10. Claims 1, 6 and 11 in the present case relate to different, alternative solutions for different - although analogous - technical problems. Claim 1 itself relates to three different alternative solutions (cf. point 4 supra). These different problems and their solutions are not necessarily interrelated from a technical point of view so as to form a single general inventive concept. As a matter of fact, the claimed peptides have different primary structures, different antigenic origins and they are bound to different HLA class I molecules. In fact, the problem of the identification of CTL epitopes for HLA class I subtype A2 is technically independent from the problem of the identification of CTL epitopes for HLA class I subtype B8 or B7 or B17. Further, the provision of TRAP CTL epitopes to be used as a vaccine is not necessarily linked with the provision of peptides for a stated HLA class I. Although all the proposed alternative solutions derive from the analogous application of the same known method of document (1) to different HLA class I subtypes, this per se cannot constitute a unitary link among them. In fact, in the light of the disclosure of a generally applicable method in document (1) and its exemplification in respect of the HLA-B53 and HLA-B35 subtypes, each successive identification of peptides bound to a further chosen HLA class I molecule carried out in an analogous manner constitutes a separate solution to a separate technical problem. Also the common utility (use as a vaccine) cannot provide such a unitary link because this was the known purpose of the prior art method and means as well.
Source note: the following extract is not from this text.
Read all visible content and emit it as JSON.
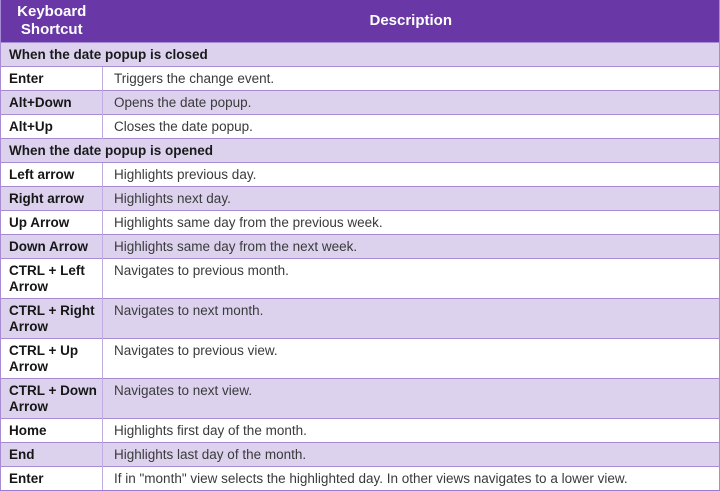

11. As for the Appellant's argument that the unitary link lies in that for certain HLA groups, namely A2, B8, B17 and B7, it could not have been expected that immunisation would work, the Board observes that nothing in the application as originally filed or in the prior art or general knowledge allows the conclusion that the cited HLA groups constituted a special group within the HLA class I for which the application of the known method disclosed in document (1) required the adoption of a particular approach or special measures within a single general inventive concept.
12. For the foregoing reasons, in the Board's judgement, there is no "special technical feature" in the sense of Rule 13.2 PCT to link the mentioned groups 1 to 5 of inventions. Thus, the international application does not comply with the requirement of Rule 13.1 PCT and the invitation to pay the additional fees was justified.
For these reasons it is decided that:
The protest according to Rule 40.2(c) PCT is dismissed.